Comme je vous le disais, le Vietnam c’était pour moi les films américains et l’occupation française. Cette dernière a duré quasiment un siècle, s’est terminée à Dien Bien Phu en 1954, sous l’impulsion des Viet Minh, partisans de Ho Chi Minh. Le pays est alors divisé par le 17ème parallèle, avec les communistes au nord (Hanoï) et rapidement, au Sud (Saigon), les américains, qui débarquent pour enrayer la propagation de ces idées pernicieuses dans une région déjà bien trop rouge (« jaune » dirait OSS 117). J’espère ne faire trop de bévues historiques, j’ai un peu la pression vu le pédigrée soixante-huitard de certains lecteurs.
Je continue. Le bourbier vietnamien aura raison en 1973 des GI Yankee, qui rentreront à la maison (Sweet home Alabama) non sans offrir un dernier cadeau : 15 000 tonnes de bombes sur Hanoi, avant le nouvel an 73. Bonne année ! Sur ce, les Viet Cong (Vietnamiens Communistes) reprennent le Sud du pays et celui-ci est enfin réunifié en 1976. S’en suit une invasion rapide du Cambodge de Pol Pot et ses Khmers Rouge, pour calmer leurs vues sur le delta du Mékong. Ils en ont assez me direz-vous, eh bien non ! Ils doivent répondre à l’invasion chinoise dans le nord du pays, venu défendre Pol Pot. Et c’est là qu’on voit que le viet ne lâche rien ! Ils les ont vite renvoyé chez eux, comme ils les avaient déjà renvoyé après un millénaire d’occupation, avant l’an mil. Et c’était donc le moment 2000 ans d’histoire, avec Patrice Gelinet, tous les jours de 13h30 à 14h sur France Inter.

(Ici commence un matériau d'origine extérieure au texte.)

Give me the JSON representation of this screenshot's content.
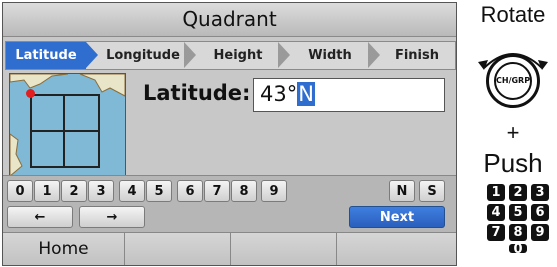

Avec ce passé tumultueux (ils ne sont officiellement plus en guerre en 1989 après l’évacuation du Cambodge), je me disais qu’il y aurait un certain ressentiment, une animosité envers les français ou américains. Que nenni grand diable bien au contraire. La France est appréciée aujourd’hui pour ce qu’elle a apporté en termes de culture, d’architecture, de nourriture, de modèle social. Pour les US, il y a toujours ce rêve américain qui fonctionne et qui attire. Mais surtout, les ricains sont appréciés car ils sont une puissance d’opposition à la Chine voisine, comme les français ont été un rempart à cette Chine pendant une longue période. Les vietnamiens ne peuvent pas les voir. Bon ils précisent : le gouvernement chinois et non les citoyens. Mais ils se reprennent souvent à deux fois pour le dire. Comme les français avec les ricains… mais là le malaise est plus profond. Plus d’un millénaire d’occupation les ont rendus sensibles au sujet. Aujourd’hui encore ils me disent tous que les chinois tentent d’imposer leur hégémonie sur l’Asie du Sud-est et ils n’en veulent pas. N’allez pas dire qu’au Vietnam on parle mandarin ou qu’on utilise les caractères chinois, sinon vous serez privé de karaoké !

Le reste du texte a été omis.